Reducibility of Valence-3 Killing Tensors in Weyl's Class of Stationary and Axially Symmetric Space-Times

TL;DR

This paper investigates the structure of valence-3 Killing tensor fields in Weyl's class of stationary, axially symmetric space-times, showing they are generated by Killing vectors and quadratic tensors, with applications to Zipoy-Voorhees metrics.

Contribution

It proves that in Weyl's class, valence-3 Killing tensors are generated by Killing vectors and quadratic tensors, extending understanding of symmetries in these space-times.

Findings

Valence-3 Killing tensors are generated by Killing vectors and quadratic tensors in Weyl's class.

For Zipoy-Voorhees metrics, valence-3 Killing tensors are derived from Killing vectors and the metric.

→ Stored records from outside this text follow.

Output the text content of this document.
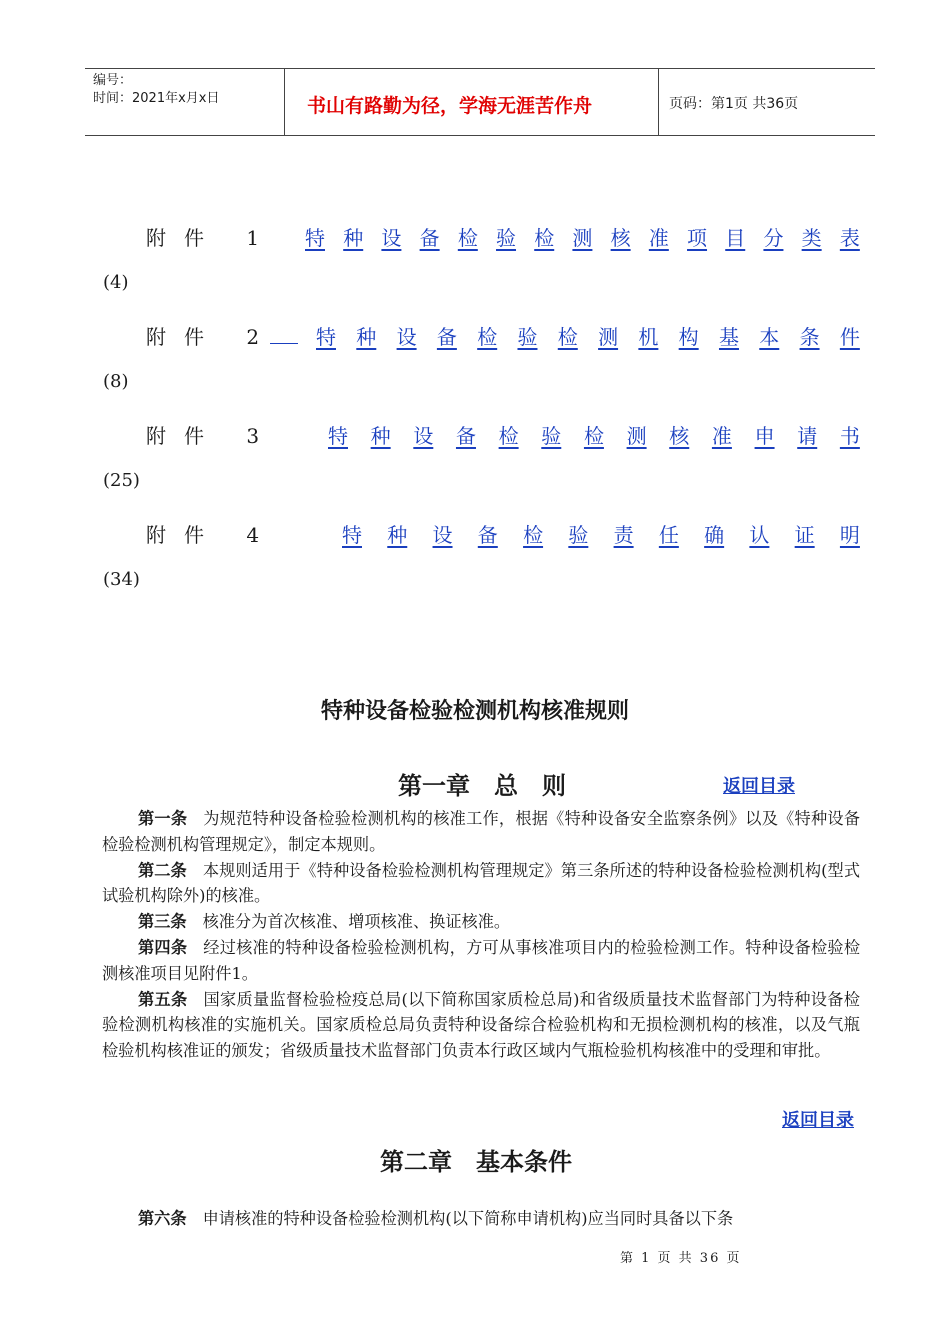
编号：
时间：2021年x月x日	书山有路勤为径，学海无涯苦作舟	页码：第1页 共36页
附件 1 特 种 设 备 检 验 检 测 核 准 项 目 分 类 表
(4)
附件 2 特 种 设 备 检 验 检 测 机 构 基 本 条 件
(8)
附件 3	特 种 设 备 检 验 检 测 核 准 申 请 书
(25)
附件 4	特 种 设 备 检 验 责 任 确 认 证 明
(34)
特种设备检验检测机构核准规则
第一章　总　则	返回目录

第一条 为规范特种设备检验检测机构的核准工作，根据《特种设备安全监察条例》以及《特种设备检验检测机构管理规定》，制定本规则。

第二条 本规则适用于《特种设备检验检测机构管理规定》第三条所述的特种设备检验检测机构(型式试验机构除外)的核准。

第三条 核准分为首次核准、增项核准、换证核准。

第四条 经过核准的特种设备检验检测机构，方可从事核准项目内的检验检测工作。特种设备检验检测核准项目见附件1。

第五条 国家质量监督检验检疫总局(以下简称国家质检总局)和省级质量技术监督部门为特种设备检验检测机构核准的实施机关。国家质检总局负责特种设备综合检验机构和无损检测机构的核准，以及气瓶检验机构核准证的颁发；省级质量技术监督部门负责本行政区域内气瓶检验机构核准中的受理和审批。

返回目录
第二章　基本条件
第六条 申请核准的特种设备检验检测机构(以下简称申请机构)应当同时具备以下条
第 1 页 共 36 页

The structure of Killing tensor fields simplifies in static, axially symmetric vacuum space-times.

Abstract

Stationary and axially symmetric space-times play an important role in astrophysics, particularly in the theory of neutron stars and black holes. The static vacuum sub-class of these space-times is known as Weyl's class, and contains the Schwarzschild space-time as its most prominent example. This paper is going to study the space of Killing tensor fields of valence 3 for space-times of Weyl's class. Killing tensor fields play a crucial role in physics since they are in correspondence to invariants of the geodesic motion (i.e. constants of the motion). It will be proven that in static and axially symmetric vacuum space-times the space of Killing tensor fields of valence 3 is generated by Killing vector fields and quadratic Killing tensor fields. Using this result, it will be proven that for the family of Zipoy-Voorhees metrics, valence-3 Killing tensor fields are always generated by Killing vector fields and the metric.